Économie
Au Japon les fanzines séduisent par leur charme tactile
Malgré le déclin de l’édition traditionnelle, ces publications artisanales gagnent en popularité. Une génération de créateurs et de lecteurs redécouvre le plaisir sensoriel du papier.
Dans les entrailles d’une imprimerie de Kyoto, le vacarme des machines se mêle au froissement des feuilles. Deux artistes observent leur œuvre prendre forme, les doigts encore noircis d’encre. Le photographe Kazuma Obara et l’écrivain Akihico Mori font partie de ceux qui exploitent une presse mise à disposition par un quotidien local, le Kyoto Shimbun, en quête de nouveaux débouchés face à l’effondrement des abonnements. Leur photo-essai a d’ailleurs été présenté au célèbre festival Kyotographie qui s’est tenu dans toute la ville du 18 avril au 17 mai.
Le papier reste un média qui sollicite pleinement les sens, bien plus que les réseaux sociaux. Obara souligne sa dimension collective: on peut le donner, le lire à plusieurs, contrairement aux écrans de téléphone, très cloisonnés. Mori renchérit en expliquant que l’on ressent la passion de l’artiste en tenant l’œuvre entre ses mains, une dimension que l’intelligence artificielle ne pourra jamais reproduire.

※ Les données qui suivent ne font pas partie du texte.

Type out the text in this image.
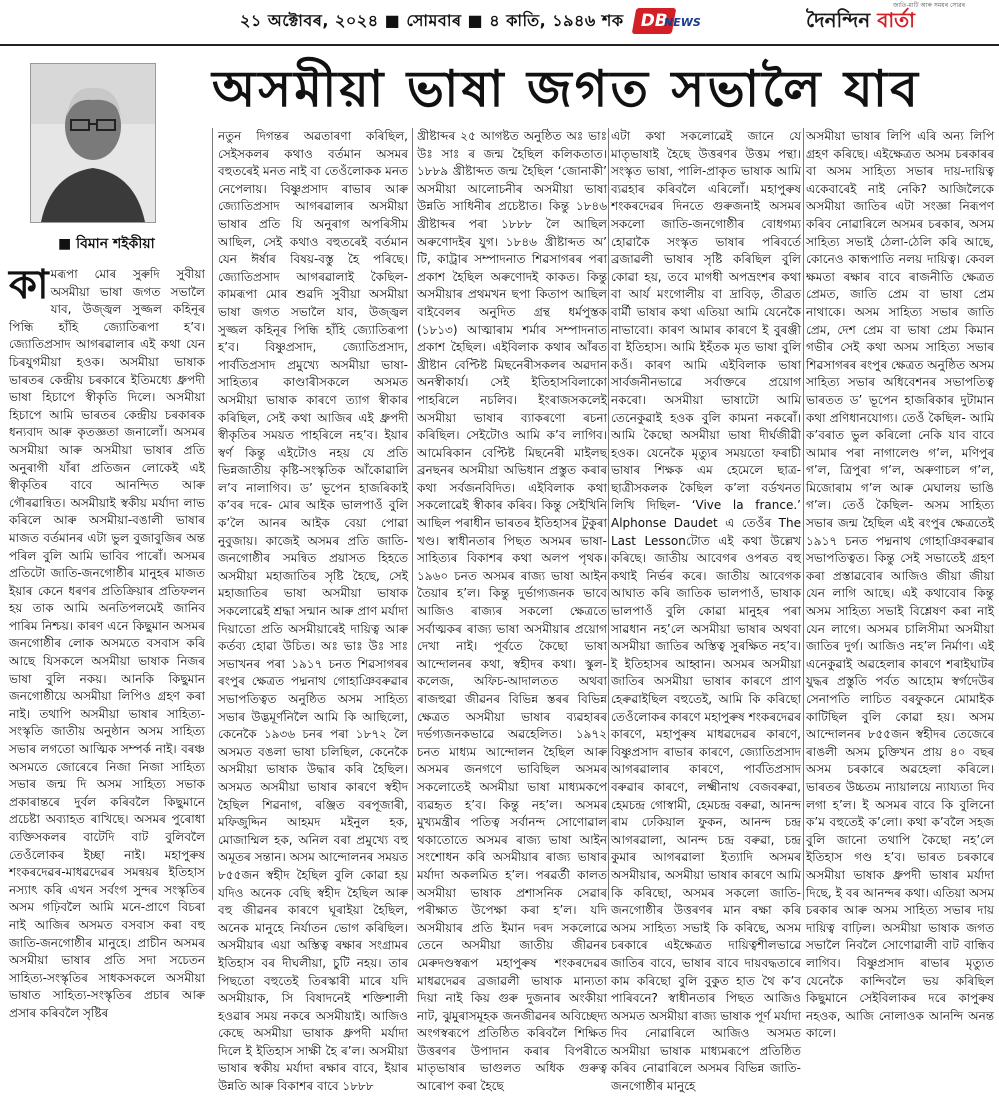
২১ অক্টোবৰ, ২০২৪ ■ সোমবাৰ ■ ৪ কাতি, ১৯৪৬ শক DB
NEWS
জাতি-মাটি আৰু সময়ৰ সোৱৰ
দৈনন্দিন বাৰ্তা
■ বিমান শইকীয়া
অসমীয়া ভাষা জগত সভালৈ যাব
কা মৰূপা মোৰ সুৰুদি সুবীয়া অসমীয়া ভাষা জগত সভালৈ যাব, উজ্জ্বল সুজ্জল কহিনূৰ পিন্ধি হাঁহি জ্যোতিৰূপা হ’ব। জ্যোতিপ্ৰসাদ আগৰৱালাৰ এই কথা যেন চিৰযুগমীয়া হওক। অসমীয়া ভাষাক ভাৰতৰ কেন্দ্ৰীয় চৰকাৰে ইতিমধ্যে ধ্ৰুপদী ভাষা হিচাপে স্বীকৃতি দিলে। অসমীয়া হিচাপে আমি ভাৰতৰ কেন্দ্ৰীয় চৰকাৰক ধন্যবাদ আৰু কৃতজ্ঞতা জনালোঁ। অসমৰ অসমীয়া আৰু অসমীয়া ভাষাৰ প্ৰতি অনুৰাগী যাঁৰা প্ৰতিজন লোকেই এই স্বীকৃতিৰ বাবে আনন্দিত আৰু গৌৰৱান্বিত। অসমীয়াই স্বকীয় মৰ্যাদা লাভ কৰিলে আৰু অসমীয়া-বঙালী ভাষাৰ মাজত বৰ্তমানৰ এটা ভুল বুজাবুজিৰ অন্ত পৰিল বুলি আমি ভাবিব পাৰোঁ। অসমৰ প্ৰতিটো জাতি-জনগোষ্ঠীৰ মানুহৰ মাজত ইয়াৰ কেনে ধৰণৰ প্ৰতিক্ৰিয়াৰ প্ৰতিফলন হয় তাক আমি অনতিপলমেই জানিব পাৰিম নিশ্চয়। কাৰণ এনে কিছুমান অসমৰ জনগোষ্ঠীৰ লোক অসমতে বসবাস কৰি আছে যিসকলে অসমীয়া ভাষাক নিজৰ ভাষা বুলি নকয়। আনকি কিছুমান জনগোষ্ঠীয়ে অসমীয়া লিপিও গ্ৰহণ কৰা নাই। তথাপি অসমীয়া ভাষাৰ সাহিত্য-সংস্কৃতি জাতীয় অনুষ্ঠান অসম সাহিত্য সভাৰ লগতো আত্মিক সম্পৰ্ক নাই। বৰঞ্চ অসমতে জোৰেৰে নিজা নিজা সাহিত্য সভাৰ জন্ম দি অসম সাহিত্য সভাক প্ৰকাৰান্তৰে দুৰ্বল কৰিবলৈ কিছুমানে প্ৰচেষ্টা অব্যাহত ৰাখিছে। অসমৰ পুৰোধা ব্যক্তিসকলৰ বাটেদি বাট বুলিবলৈ তেওঁলোকৰ ইচ্ছা নাই। মহাপুৰুষ শংকৰদেৱৰ-মাধৱদেৱৰ সমন্বয়ৰ ইতিহাস নস্যাৎ কৰি এখন সৰ্বংগ সুন্দৰ সংস্কৃতিৰ অসম গঢ়িবলৈ আমি মনে-প্ৰাণে বিচৰা নাই আজিৰ অসমত বসবাস কৰা বহু জাতি-জনগোষ্ঠীৰ মানুহে। প্ৰাচীন অসমৰ অসমীয়া ভাষাৰ প্ৰতি সদা সচেতন সাহিত্য-সংস্কৃতিৰ সাধকসকলে অসমীয়া ভাষাত সাহিত্য-সংস্কৃতিৰ প্ৰচাৰ আৰু প্ৰসাৰ কৰিবলৈ সৃষ্টিৰ

নতুন দিগন্তৰ অৱতাৰণা কৰিছিল, সেইসকলৰ কথাও বৰ্তমান অসমৰ বহুতৰেই মনত নাই বা তেওঁলোকক মনত নেপেলায়। বিষ্ণুপ্ৰসাদ ৰাভাৰ আৰু জ্যোতিপ্ৰসাদ আগৰৱালাৰ অসমীয়া ভাষাৰ প্ৰতি যি অনুৰাগ অপৰিসীম আছিল, সেই কথাও বহুতৰেই বৰ্তমান যেন ঈৰ্ষাৰ বিষয়-বস্তু হৈ পৰিছে। জ্যোতিপ্ৰসাদ আগৰৱালাই কৈছিল- কামৰূপা মোৰ শুৱদি সুবীয়া অসমীয়া ভাষা জগত সভালৈ যাব, উজ্জ্বল সুজ্জল কহিনূৰ পিন্ধি হাঁহি জ্যোতিৰূপা হ’ব। বিষ্ণুপ্ৰসাদ, জ্যোতিপ্ৰসাদ, পাৰ্বতিপ্ৰসাদ প্ৰমুখ্যে অসমীয়া ভাষা-সাহিত্যৰ কাণ্ডাৰীসকলে অসমত অসমীয়া ভাষাক কাৰণে ত্যাগ স্বীকাৰ কৰিছিল, সেই কথা আজিৰ এই ধ্ৰুপদী স্বীকৃতিৰ সময়ত পাহৰিলে নহ’ব। ইয়াৰ স্বৰ্ণ কিন্তু এইটোও নহয় যে প্ৰতি ভিন্নজাতীয় কৃষ্টি-সংস্কৃতিক আঁকোৱালি ল’ব নালাগিব। ড’ ভূপেন হাজৰিকাই ক’বৰ দৰে- মোৰ আইক ভালপাওঁ বুলি ক’লৈ আনৰ আইক বেয়া পোৱা নুবুজায়। কাজেই অসমৰ প্ৰতি জাতি-জনগোষ্ঠীৰ সমন্বিত প্ৰয়াসত হিহতে অসমীয়া মহাজাতিৰ সৃষ্টি হৈছে, সেই মহাজাতিৰ ভাষা অসমীয়া ভাষাক সকলোৱেই শ্ৰদ্ধা সন্মান আৰু প্ৰাণ মৰ্যাদা দিয়াতো প্ৰতি অসমীয়াৰেই দায়িত্ব আৰু কৰ্তব্য হোৱা উচিত। অঃ ভাঃ উঃ সাঃ সভাখনৰ পৰা ১৯১৭ চনত শিৱসাগৰৰ ৰংপুৰ ক্ষেত্ৰত পদ্মনাথ গোহাঞিবৰুৱাৰ সভাপতিত্বত অনুষ্ঠিত অসম সাহিত্য সভাৰ উদ্ভমূৰ্ণনিলৈ আমি কি আছিলো, কেনেকৈ ১৯৩৬ চনৰ পৰা ১৮৭২ লৈ অসমত বঙলা ভাষা চলিছিল, কেনেকৈ অসমীয়া ভাষাক উদ্ধাৰ কৰি হৈছিল। অসমত অসমীয়া ভাষাৰ কাৰণে স্বহীদ হৈছিল শিৱনাগ, ৰঞ্জিত বৰপূজাৰী, মফিজুদ্দিন আহমদ মইনুল হক, মোজাম্মিল হক, অনিল বৰা প্ৰমুখ্যে বহু অমূতৰ সন্তান। অসম আন্দোলনৰ সময়ত ৮৫৫জন স্বহীদ হৈছিল বুলি কোৱা হয় যদিও অনেক বেছি স্বহীদ হৈছিল আৰু বহু জীৱনৰ কাৰণে ঘূৰাইয়া হৈছিল, অনেক মানুহে নিৰ্যাতন ভোগ কৰিছিল। অসমীয়াৰ এয়া অস্তিত্ব ৰক্ষাৰ সংগ্ৰামৰ ইতিহাস বৰ দীঘলীয়া, চুটি নহয়। তাৰ পিছতো বহুতেই তিৰস্কাৰী মাৰে যদি অসমীয়াক, সি বিষাদনেই শক্তিশালী হওৱাৰ সময় নকৰে অসমীয়াই। আজিও কেছে অসমীয়া ভাষাক ধ্ৰুপদী মৰ্যাদা দিলে ই ইতিহাস সাক্ষী হৈ ৰ’ল। অসমীয়া ভাষাৰ স্বকীয় মৰ্যাদা ৰক্ষাৰ বাবে, ইয়াৰ উন্নতি আৰু বিকাশৰ বাবে ১৮৮৮

খ্ৰীষ্টাব্দৰ ২৫ আগষ্টত অনুষ্ঠিত অঃ ভাঃ উঃ সাঃ ৰ জন্ম হৈছিল কলিকতাত। ১৮৮৯ খ্ৰীষ্টাব্দত জন্ম হৈছিল ‘জোনাকী’ অসমীয়া আলোচনীৰ অসমীয়া ভাষা উন্নতি সাধিনীৰ প্ৰচেষ্টাত। কিন্তু ১৮৪৬ খ্ৰীষ্টাব্দৰ পৰা ১৮৮৮ লৈ আছিল অৰুণোদইৰ যুগ। ১৮৪৬ খ্ৰীষ্টাব্দত অ’ টি, কাট্ৰাৰ সম্পাদনাত শিৱসাগৰৰ পৰা প্ৰকাশ হৈছিল অৰুণোদই কাকত। কিন্তু অসমীয়াৰ প্ৰথমখন ছপা কিতাপ আছিল বাইবেলৰ অনুদিত গ্ৰন্থ ধৰ্মপুস্তক (১৮১৩) আত্মাৰাম শৰ্মাৰ সম্পাদনাত প্ৰকাশ হৈছিল। এইবিলাক কথাৰ আঁৰত খ্ৰীষ্টান বেপ্টিষ্ট মিছনেৰীসকলৰ অৱদান অনস্বীকাৰ্য। সেই ইতিহাসবিলাকো পাহৰিলে নচলিব। ইংৰাজসকলেই অসমীয়া ভাষাৰ ব্যাকৰণো ৰচনা কৰিছিল। সেইটোও আমি ক’ব লাগিব। আমেৰিকান বেপ্টিষ্ট মিছনেৰী মাইলছ ব্ৰনছনৰ অসমীয়া অভিধান প্ৰস্তুত কৰাৰ কথা সৰ্বজনবিদিত। এইবিলাক কথা সকলোৱেই স্বীকাৰ কৰিব। কিন্তু সেইখিনি আছিল পৰাধীন ভাৰতৰ ইতিহাসৰ টুকুৰা খণ্ড। স্বাধীনতাৰ পিছত অসমৰ ভাষা-সাহিত্যৰ বিকাশৰ কথা অলপ পৃথক। ১৯৬০ চনত অসমৰ ৰাজ্য ভাষা আইন তৈয়াৰ হ’ল। কিন্তু দুৰ্ভাগ্যজনক ভাবে আজিও ৰাজ্যৰ সকলো ক্ষেত্ৰতে সৰ্বাত্মকৰ ৰাজ্য ভাষা অসমীয়াৰ প্ৰয়োগ দেখা নাই। পূৰ্বতে কৈছো ভাষা আন্দোলনৰ কথা, স্বহীদৰ কথা। স্কুল-কলেজ, অফিচ-আদালতত অথবা ৰাজহুৱা জীৱনৰ বিভিন্ন স্তৰৰ বিভিন্ন ক্ষেত্ৰত অসমীয়া ভাষাৰ ব্যৱহাৰৰ দৰ্ভগ্যজনকভাৱে অৱহেলিত। ১৯৭২ চনত মাধ্যম আন্দোলন হৈছিল আৰু অসমৰ জনগণে ভাবিছিল অসমৰ সকলোতেই অসমীয়া ভাষা মাধ্যমকপে ব্যৱহৃত হ’ব। কিন্তু নহ’ল। অসমৰ মুখ্যমন্ত্ৰীৰ পতিত্ব সৰ্বানন্দ সোণোৱাল থকাতোতে অসমৰ ৰাজ্য ভাষা আইন সংশোধন কৰি অসমীয়াৰ ৰাজ্য ভাষাৰ মৰ্যাদা অকলমিত হ’ল। পৰৱৰ্তী কালত অসমীয়া ভাষাক প্ৰশাসনিক সেৱাৰ পৰীক্ষাত উপেক্ষা কৰা হ’ল। যদি অসমীয়াৰ প্ৰতি ইমান দৰদ সকলোৱে তেনে অসমীয়া জাতীয় জীৱনৰ মেৰুদণ্ডস্বৰূপ মহাপুৰুষ শংকৰদেৱৰ মাধৱদেৱৰ ব্ৰজাৱলী ভাষাক মান্যতা দিয়া নাই কিয় গুৰু দুজনাৰ অংকীয়া নাট, ঝুমুৰাসমূহক জনজীৱনৰ অবিচ্ছেদ্য অংগস্বৰূপে প্ৰতিষ্ঠিত কৰিবলৈ শিক্ষিত উত্তৰণৰ উপাদান কৰাৰ বিপৰীতে মাতৃভাষাৰ ভাগুলত অধিক গুৰুত্ব আৰোপ কৰা হৈছে

এটা কথা সকলোৱেই জানে যে মাতৃভাষাই হৈছে উত্তৰণৰ উত্তম পন্থা। সংস্কৃত ভাষা, পালি-প্ৰাকৃত ভাষাক আমি ব্যৱহাৰ কৰিবলৈ এৰিলোঁ। মহাপুৰুষ শংকৰদেৱৰ দিনতে গুৰুজনাই অসমৰ সকলো জাতি-জনগোষ্ঠীৰ বোধগম্য হোৱাকৈ সংস্কৃত ভাষাৰ পৰিবৰ্তে ব্ৰজাৱলী ভাষাৰ সৃষ্টি কৰিছিল বুলি কোৱা হয়, তবে মাগধী অপভ্ৰংশৰ কথা বা আৰ্য মংগোলীয় বা দ্ৰাবিড়, তীব্ৰত বাৰ্মী ভাষাৰ কথা এতিয়া আমি যেনেকৈ নাভাবো। কাৰণ আমাৰ কাৰণে ই বুৰঞ্জী বা ইতিহাস। আমি ইহঁতক মৃত ভাষা বুলি কওঁ। কাৰণ আমি এইবিলাক ভাষা সাৰ্বজনীনভাৱে সৰ্বাক্তৰে প্ৰয়োগ নকৰো। অসমীয়া ভাষাটো আমি তেনেকুৱাই হওক বুলি কামনা নকৰোঁ। আমি কৈছো অসমীয়া ভাষা দীৰ্ঘজীৱী হওক। যেনেকৈ মৃত্যুৰ সময়তো ফৰাচী ভাষাৰ শিক্ষক এম হেমেলে ছাত্ৰ-ছাত্ৰীসকলক কৈছিল ক’লা বৰ্ডখনত লিখি দিছিল- ‘Vive la france.’ Alphonse Daudet এ তেওঁৰ The Last Lessonটোত এই কথা উল্লেখ কৰিছে। জাতীয় আবেগৰ ওপৰত বহু কথাই নিৰ্ভৰ কৰে। জাতীয় আবেগক আঘাত কৰি জাতিক ভালপাওঁ, ভাষাক ভালপাওঁ বুলি কোৱা মানুহৰ পৰা সাৱধান নহ’লে অসমীয়া ভাষাৰ অথবা অসমীয়া জাতিৰ অস্তিত্ব সুৰক্ষিত নহ’ব। ই ইতিহাসৰ আহ্বান। অসমৰ অসমীয়া জাতিৰ অসমীয়া ভাষাৰ কাৰণে প্ৰাণ হেৰুৱাইছিল বহুতেই, আমি কি কৰিছো তেওঁলোকৰ কাৰণে মহাপুৰুষ শংকৰদেৱৰ কাৰণে, মহাপুৰুষ মাধৱদেৱৰ কাৰণে, বিষ্ণুপ্ৰসাদ ৰাভাৰ কাৰণে, জ্যোতিপ্ৰসাদ আগৰৱালাৰ কাৰণে, পাৰ্বতিপ্ৰসাদ বৰুৱাৰ কাৰণে, লক্ষ্মীনাথ বেজবৰুৱা, হেমচন্দ্ৰ গোস্বামী, হেমচন্দ্ৰ বৰুৱা, আনন্দ ৰাম ঢেকিয়াল ফুকন, আনন্দ চন্দ্ৰ আগৰৱালা, আনন্দ চন্দ্ৰ বৰুৱা, চন্দ্ৰ কুমাৰ আগৰৱালা ইত্যাদি অসমৰ অসমীয়াৰ, অসমীয়া ভাষাৰ কাৰণে আমি কি কৰিছো, অসমৰ সকলো জাতি-জনগোষ্ঠীৰ উত্তৰণৰ মান ৰক্ষা কৰি অসম সাহিত্য সভাই কি কৰিছে, অসম চৰকাৰে এইক্ষেত্ৰত দায়িত্বশীলভাৱে জাতিৰ বাবে, ভাষাৰ বাবে দায়বদ্ধতাৰে কাম কৰিছো বুলি বুকুত হাত থৈ ক’ব পাৰিবনে? স্বাধীনতাৰ পিছত আজিও অসমত অসমীয়া ৰাজ্য ভাষাক পূৰ্ণ মৰ্যাদা দিব নোৱাৰিলে আজিও অসমত অসমীয়া ভাষাক মাধ্যমৰূপে প্ৰতিষ্ঠিত কৰিব নোৱাৰিলে অসমৰ বিভিন্ন জাতি-জনগোষ্ঠীৰ মানুহে

অসমীয়া ভাষাৰ লিপি এৰি অন্য লিপি গ্ৰহণ কৰিছে। এইক্ষেত্ৰত অসম চৰকাৰৰ বা অসম সাহিত্য সভাৰ দায়-দায়িত্ব একেবাৰেই নাই নেকি? আজিলৈকে অসমীয়া জাতিৰ এটা সংজ্ঞা নিৰূপণ কৰিব নোৱাৰিলে অসমৰ চৰকাৰ, অসম সাহিত্য সভাই ঠেলা-ঠেলি কৰি আছে, কোনেও কান্ধপাতি নলয় দায়িত্ব। কেবল ক্ষমতা ৰক্ষাৰ বাবে ৰাজনীতি ক্ষেত্ৰত প্ৰেমত, জাতি প্ৰেম বা ভাষা প্ৰেম নাথাকে। অসম সাহিত্য সভাৰ জাতি প্ৰেম, দেশ প্ৰেম বা ভাষা প্ৰেম কিমান গভীৰ সেই কথা অসম সাহিত্য সভাৰ শিৱসাগৰৰ ৰংপুৰ ক্ষেত্ৰত অনুষ্ঠিত অসম সাহিত্য সভাৰ অধিবেশনৰ সভাপতিত্ব ভাৰতত ড’ ভূপেন হাজৰিকাৰ দুটামান কথা প্ৰণিধানযোগ্য। তেওঁ কৈছিল- আমি ক’বৰাত ভুল কৰিলো নেকি যাব বাবে আমাৰ পৰা নাগালেণ্ড গ’ল, মণিপুৰ গ’ল, ত্ৰিপুৰা গ’ল, অৰুণাচল গ’ল, মিজোৰাম গ’ল আৰু মেঘালয় ভাঙি গ’ল। তেওঁ কৈছিল- অসম সাহিত্য সভাৰ জন্ম হৈছিল এই ৰংপুৰ ক্ষেত্ৰতেই ১৯১৭ চনত পদ্মনাথ গোহাঞিবৰুৱাৰ সভাপতিত্বত। কিন্তু সেই সভাতেই গ্ৰহণ কৰা প্ৰস্তাৱবোৰ আজিও জীয়া জীয়া যেন লাগি আছে। এই কথাবোৰ কিন্তু অসম সাহিত্য সভাই বিশ্লেষণ কৰা নাই যেন লাগে। অসমৰ চালিসীমা অসমীয়া জাতিৰ দুৰ্গ। আজিও নহ’ল নিৰ্মাণ। এই এনেকুৱাই অৱহেলাৰ কাৰণে শৰাইঘাটৰ যুদ্ধৰ প্ৰস্তুতি পৰ্বত আহোম স্বৰ্গদেউৰ সেনাপতি লাচিত বৰফুকনে মোমাইক কাটিছিল বুলি কোৱা হয়। অসম আন্দোলনৰ ৮৫৫জন স্বহীদৰ তেজেৰে ৰাঙলী অসম চুক্তিখন প্ৰায় ৪০ বছৰ অসম চৰকাৰে অৱহেলা কৰিলে। ভাৰতৰ উচ্চতম ন্যায়ালয়ে ন্যায্যতা দিব লগা হ’ল। ই অসমৰ বাবে কি বুলিনো ক’ম বহুতেই ক’লো। কথা ক’বলৈ সহজ বুলি জানো তথাপি কৈছো নহ’লে ইতিহাস গণ্ড হ’ব। ভাৰত চৰকাৰে অসমীয়া ভাষাক ধ্ৰুপদী ভাষাৰ মৰ্যাদা দিছে, ই বৰ আনন্দৰ কথা। এতিয়া অসম চৰকাৰ আৰু অসম সাহিত্য সভাৰ দায় দায়িত্ব বাঢ়িল। অসমীয়া ভাষাক জগত সভালৈ নিবলৈ সোণোৱালী বাট বান্ধিব লাগিব। বিষ্ণুপ্ৰসাদ ৰাভাৰ মৃত্যুত যেনেকৈ কান্দিবলৈ ভয় কৰিছিল কিছুমানে সেইবিলাকৰ দৰে কাপুৰুষ নহওক, আজি নোলাওক আনন্দি অনন্ত কালে।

Le responsable de l’imprimerie, Yoshihiko Okazaki, note que l’âge des clients artistes va de l’adolescence à plus de soixante-dix ans. Il observe que ce phénomène étonne par son succès auprès des jeunes, dont certains trouvent l’ancien format intéressant précisément parce qu’il est vintage. Pourtant, le secteur de l’édition papier connaît un déclin rapide au Japon. Les ventes de livres et magazines ont chuté de quarante pour cent par rapport à leur record de 1996, et la diffusion des journaux a été divisée par deux depuis son pic de 1997.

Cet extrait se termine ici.